Paolo Cassano is assistant professor of psychiatry at Harvard Medical School and director of photobiomodulation at the Massachusetts General Hospital (MGH) Depression and Clinical Research Program and principal investigator at the MGH Center for Anxiety and Traumatic Stress Disorders. Since 2009, he has led multiple studies on transcranial photobiomodulation with near-infrared light for anxiety and mood disorders, including translational studies aimed at discovering the mechanisms of action of photobiomodulation.

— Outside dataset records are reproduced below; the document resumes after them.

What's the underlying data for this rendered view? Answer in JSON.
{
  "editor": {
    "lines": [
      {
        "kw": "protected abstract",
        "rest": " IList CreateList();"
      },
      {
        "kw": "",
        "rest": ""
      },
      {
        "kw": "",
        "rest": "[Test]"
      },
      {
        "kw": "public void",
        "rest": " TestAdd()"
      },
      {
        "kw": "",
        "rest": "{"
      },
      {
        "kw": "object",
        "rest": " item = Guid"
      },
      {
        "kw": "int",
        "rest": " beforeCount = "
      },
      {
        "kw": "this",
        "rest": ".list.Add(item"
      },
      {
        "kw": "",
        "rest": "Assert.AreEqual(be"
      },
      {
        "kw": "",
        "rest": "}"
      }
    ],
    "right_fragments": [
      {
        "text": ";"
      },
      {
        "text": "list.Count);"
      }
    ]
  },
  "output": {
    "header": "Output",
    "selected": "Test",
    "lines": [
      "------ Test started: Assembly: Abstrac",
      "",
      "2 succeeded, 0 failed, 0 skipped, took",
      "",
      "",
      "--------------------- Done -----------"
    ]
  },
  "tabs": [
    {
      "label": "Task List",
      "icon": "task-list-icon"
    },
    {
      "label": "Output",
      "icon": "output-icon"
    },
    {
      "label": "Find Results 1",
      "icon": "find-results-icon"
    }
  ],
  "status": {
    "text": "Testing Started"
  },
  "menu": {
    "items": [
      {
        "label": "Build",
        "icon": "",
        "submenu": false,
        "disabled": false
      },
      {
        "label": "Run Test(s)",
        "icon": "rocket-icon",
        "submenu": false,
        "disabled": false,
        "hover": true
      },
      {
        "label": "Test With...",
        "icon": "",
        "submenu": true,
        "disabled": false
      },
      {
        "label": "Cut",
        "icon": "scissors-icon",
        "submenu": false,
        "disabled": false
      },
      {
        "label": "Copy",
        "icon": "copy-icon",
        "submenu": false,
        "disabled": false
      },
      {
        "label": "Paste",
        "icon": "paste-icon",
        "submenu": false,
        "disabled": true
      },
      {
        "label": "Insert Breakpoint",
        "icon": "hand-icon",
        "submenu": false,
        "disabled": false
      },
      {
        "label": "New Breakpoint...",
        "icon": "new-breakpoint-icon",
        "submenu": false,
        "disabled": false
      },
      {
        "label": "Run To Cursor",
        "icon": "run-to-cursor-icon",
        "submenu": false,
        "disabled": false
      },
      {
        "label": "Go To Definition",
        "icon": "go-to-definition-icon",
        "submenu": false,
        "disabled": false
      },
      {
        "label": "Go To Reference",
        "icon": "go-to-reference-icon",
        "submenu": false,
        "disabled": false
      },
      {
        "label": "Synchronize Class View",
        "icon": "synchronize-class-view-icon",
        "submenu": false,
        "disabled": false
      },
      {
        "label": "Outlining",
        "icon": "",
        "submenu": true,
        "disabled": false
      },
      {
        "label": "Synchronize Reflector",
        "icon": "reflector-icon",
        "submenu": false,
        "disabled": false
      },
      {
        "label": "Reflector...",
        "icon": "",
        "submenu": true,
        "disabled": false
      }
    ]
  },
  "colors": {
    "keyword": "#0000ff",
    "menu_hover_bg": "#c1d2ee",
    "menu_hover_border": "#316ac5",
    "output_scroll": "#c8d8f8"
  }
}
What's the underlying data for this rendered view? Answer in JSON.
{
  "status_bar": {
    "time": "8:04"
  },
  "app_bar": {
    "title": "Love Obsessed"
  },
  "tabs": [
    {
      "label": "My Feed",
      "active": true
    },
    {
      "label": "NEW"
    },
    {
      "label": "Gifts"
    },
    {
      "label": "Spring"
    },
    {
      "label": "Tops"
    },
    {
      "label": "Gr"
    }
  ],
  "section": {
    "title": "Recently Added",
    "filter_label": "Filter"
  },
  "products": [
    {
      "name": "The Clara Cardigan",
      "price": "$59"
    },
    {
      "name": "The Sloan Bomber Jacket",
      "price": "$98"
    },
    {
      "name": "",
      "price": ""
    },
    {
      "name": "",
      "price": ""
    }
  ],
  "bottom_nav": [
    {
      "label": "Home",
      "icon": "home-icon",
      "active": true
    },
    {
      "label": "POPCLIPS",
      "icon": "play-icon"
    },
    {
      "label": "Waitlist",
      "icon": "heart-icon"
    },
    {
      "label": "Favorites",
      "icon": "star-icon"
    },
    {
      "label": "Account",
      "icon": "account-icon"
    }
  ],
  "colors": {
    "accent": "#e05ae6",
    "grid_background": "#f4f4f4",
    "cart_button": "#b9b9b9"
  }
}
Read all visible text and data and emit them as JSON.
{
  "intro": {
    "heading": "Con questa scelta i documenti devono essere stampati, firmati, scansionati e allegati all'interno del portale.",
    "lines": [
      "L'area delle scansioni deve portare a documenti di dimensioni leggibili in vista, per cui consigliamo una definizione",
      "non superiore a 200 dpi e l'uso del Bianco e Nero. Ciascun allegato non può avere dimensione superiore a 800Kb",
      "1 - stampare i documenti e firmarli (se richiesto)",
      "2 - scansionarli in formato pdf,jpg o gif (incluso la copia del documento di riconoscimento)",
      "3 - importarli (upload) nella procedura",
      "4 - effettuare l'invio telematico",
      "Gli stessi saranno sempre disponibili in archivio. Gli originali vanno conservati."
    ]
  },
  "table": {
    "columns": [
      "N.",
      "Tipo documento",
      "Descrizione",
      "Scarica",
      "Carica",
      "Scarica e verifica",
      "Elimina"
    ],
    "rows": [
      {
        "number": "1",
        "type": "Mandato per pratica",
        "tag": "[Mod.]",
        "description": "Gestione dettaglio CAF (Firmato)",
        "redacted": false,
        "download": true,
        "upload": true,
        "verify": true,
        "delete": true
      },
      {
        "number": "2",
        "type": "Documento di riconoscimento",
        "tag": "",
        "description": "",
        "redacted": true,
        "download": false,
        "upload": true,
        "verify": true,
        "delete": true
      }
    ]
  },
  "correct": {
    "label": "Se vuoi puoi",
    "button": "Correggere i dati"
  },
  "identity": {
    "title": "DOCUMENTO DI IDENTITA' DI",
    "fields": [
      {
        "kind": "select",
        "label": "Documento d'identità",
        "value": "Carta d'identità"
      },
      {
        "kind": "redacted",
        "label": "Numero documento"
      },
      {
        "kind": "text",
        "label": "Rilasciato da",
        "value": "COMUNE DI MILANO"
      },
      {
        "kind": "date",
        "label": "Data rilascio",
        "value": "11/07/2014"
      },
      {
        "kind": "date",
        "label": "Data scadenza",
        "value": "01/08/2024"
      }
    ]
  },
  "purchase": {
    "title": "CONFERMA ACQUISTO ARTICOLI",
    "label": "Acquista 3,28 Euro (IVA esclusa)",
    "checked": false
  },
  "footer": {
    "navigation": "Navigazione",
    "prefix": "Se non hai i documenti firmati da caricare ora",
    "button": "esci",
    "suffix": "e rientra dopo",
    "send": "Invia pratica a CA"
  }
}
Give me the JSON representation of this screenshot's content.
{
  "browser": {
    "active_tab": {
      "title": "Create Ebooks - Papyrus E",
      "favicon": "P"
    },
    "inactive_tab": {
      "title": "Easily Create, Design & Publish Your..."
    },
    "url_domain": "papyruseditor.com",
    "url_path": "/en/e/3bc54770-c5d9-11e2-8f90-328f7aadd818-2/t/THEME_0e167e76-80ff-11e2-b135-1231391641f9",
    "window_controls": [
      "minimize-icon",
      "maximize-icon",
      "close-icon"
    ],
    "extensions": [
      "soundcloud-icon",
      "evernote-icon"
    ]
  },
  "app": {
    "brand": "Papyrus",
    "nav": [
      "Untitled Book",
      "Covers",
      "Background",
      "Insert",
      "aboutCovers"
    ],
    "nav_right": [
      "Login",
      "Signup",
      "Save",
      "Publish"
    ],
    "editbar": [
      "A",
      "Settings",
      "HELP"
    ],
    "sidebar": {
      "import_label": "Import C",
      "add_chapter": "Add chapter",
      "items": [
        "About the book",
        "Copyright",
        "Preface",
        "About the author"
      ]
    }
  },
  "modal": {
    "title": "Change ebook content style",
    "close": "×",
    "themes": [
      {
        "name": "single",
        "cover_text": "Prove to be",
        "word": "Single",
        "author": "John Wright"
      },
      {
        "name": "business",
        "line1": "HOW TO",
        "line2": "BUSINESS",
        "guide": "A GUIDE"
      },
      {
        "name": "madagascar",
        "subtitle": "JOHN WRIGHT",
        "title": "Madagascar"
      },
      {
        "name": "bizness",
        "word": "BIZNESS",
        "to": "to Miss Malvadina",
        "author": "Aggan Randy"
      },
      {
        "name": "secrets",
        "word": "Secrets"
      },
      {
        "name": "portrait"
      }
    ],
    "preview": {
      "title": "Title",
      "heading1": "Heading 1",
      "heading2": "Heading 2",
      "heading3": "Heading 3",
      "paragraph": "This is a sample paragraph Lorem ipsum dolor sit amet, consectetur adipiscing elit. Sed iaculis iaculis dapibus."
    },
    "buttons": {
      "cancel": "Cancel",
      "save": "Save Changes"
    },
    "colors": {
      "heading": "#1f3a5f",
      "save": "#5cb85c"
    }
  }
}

Anh Phong Tran is a doctoral candidate in chemical engineering at Northeastern University. He previously received a BS in chemical engineering from Tufts University. His research interests are in modeling and simulation in the areas of medical imaging, immunology, and control theory.
Michael R. Hamblin is an associate professor at Harvard Medical School. He works in photodynamic therapy and photobiomodulation. He has published over 447 peer-reviewed articles, is editor-in-chief of “Photobiomodulation, Photomedicine, and Laser Surgery.” With an h-factor 95, he has authored/edited 24 textbooks on PDT and photomedicine. Awards include the first Endre Mester Lifetime Achievement Award from NAALT, an Outstanding Career award from Dose Response Society, and the first Ali Javan Award in Basic Research from the World Association for Laser Therapy. He is a fellow of SPIE.
Yaoshen Yuan is a doctoral candidate at Northeastern University. He received his BE degree from Southeast University, China, in 2014 and MSE from Tufts University in 2016. His research interests include Monte Carlo simulation for photon transport, GPU algorithm enhancement and signal processing.
Qianqian Fang is currently an assistant professor in the Bioengineering Department, Northeastern University, Boston, USA. He received his PhD from Dartmouth College in 2005. He then joined Massachusetts General Hospital and became an assistant professor in 2012, before he joined Northeastern University in 2015. His research interests include translational medical imaging systems, low-cost point-of-care devices for resource-limited regions, and high performance computing tools to facilitate the development of next-generation imaging platforms.